The design of the weapon, including the quillon (crossguard) shape, blade profile and blade length, are specific to each style of martial arts, the precise lineage, and individual. For example, some martial arts lineages flip the butterfly swords between the forward and reverse grip like a Sai; they consequently need a quillon that will fit the hand during a reverse grip. Some lineages trap the opponent's staff or blade between the quillon and spine, and they need a longer quillon closer and more parallel to the spine than would fit a hand after flipping. Some schools like a hybrid quillon design that is adequate for both flipping and trapping but optimal for neither.

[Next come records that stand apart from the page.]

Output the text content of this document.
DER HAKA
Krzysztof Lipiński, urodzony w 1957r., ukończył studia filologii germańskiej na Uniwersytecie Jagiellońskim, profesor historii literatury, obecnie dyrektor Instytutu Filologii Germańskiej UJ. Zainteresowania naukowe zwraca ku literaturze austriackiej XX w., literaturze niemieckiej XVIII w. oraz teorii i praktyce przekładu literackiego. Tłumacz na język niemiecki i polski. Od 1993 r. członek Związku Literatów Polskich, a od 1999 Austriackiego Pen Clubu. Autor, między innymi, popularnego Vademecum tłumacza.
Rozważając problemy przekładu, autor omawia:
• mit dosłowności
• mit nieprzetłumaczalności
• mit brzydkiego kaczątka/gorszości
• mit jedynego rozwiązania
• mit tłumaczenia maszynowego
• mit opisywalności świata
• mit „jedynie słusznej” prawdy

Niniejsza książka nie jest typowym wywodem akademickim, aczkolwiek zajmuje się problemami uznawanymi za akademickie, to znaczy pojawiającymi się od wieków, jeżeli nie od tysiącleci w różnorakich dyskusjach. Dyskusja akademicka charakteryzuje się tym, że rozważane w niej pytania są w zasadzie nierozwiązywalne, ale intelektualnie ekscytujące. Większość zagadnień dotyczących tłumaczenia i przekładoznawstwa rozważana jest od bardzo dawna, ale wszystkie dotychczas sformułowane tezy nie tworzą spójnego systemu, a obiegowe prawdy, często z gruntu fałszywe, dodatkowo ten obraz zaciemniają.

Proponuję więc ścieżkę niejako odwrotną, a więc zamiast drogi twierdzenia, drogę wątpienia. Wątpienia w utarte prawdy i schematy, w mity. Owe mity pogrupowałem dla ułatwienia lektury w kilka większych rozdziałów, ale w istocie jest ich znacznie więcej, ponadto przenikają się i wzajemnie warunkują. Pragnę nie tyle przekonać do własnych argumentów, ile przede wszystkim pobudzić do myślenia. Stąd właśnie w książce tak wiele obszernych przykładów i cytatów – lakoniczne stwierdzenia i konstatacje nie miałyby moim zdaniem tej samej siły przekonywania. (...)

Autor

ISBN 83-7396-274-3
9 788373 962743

Some butterfly swords had a long narrow blade that emphasized stabbing. While a deadly stabbing blade with a sharpened point—known as a "Red Boat" knife—was used by Chinese revolutionaries in the Wing Chun lineage, modern Wing Chun practitioners tend to prefer a blade profile with a wider belly that emphasizes chopping and slashing. Wing Chun lore attributes this to the desire of Monks to maim rather than kill. These knives generally have a quarter circle style tip suitable only for chopping/slashing and not stabbing or a shallower curve to a more pointed tip that will accommodate both.

The appropriate length of the blade depends on a combination of the lineage and individual. For a Hung Gar stylist, the length should be a few inches past the elbow when the knife is held in a reverse grip. Wing Chun schools that use techniques which twirl the knives inside the arm need a reverse grip blade length based on the distance to the interior of the bicep. Other Wing Chun schools measure to the outside of the bicep.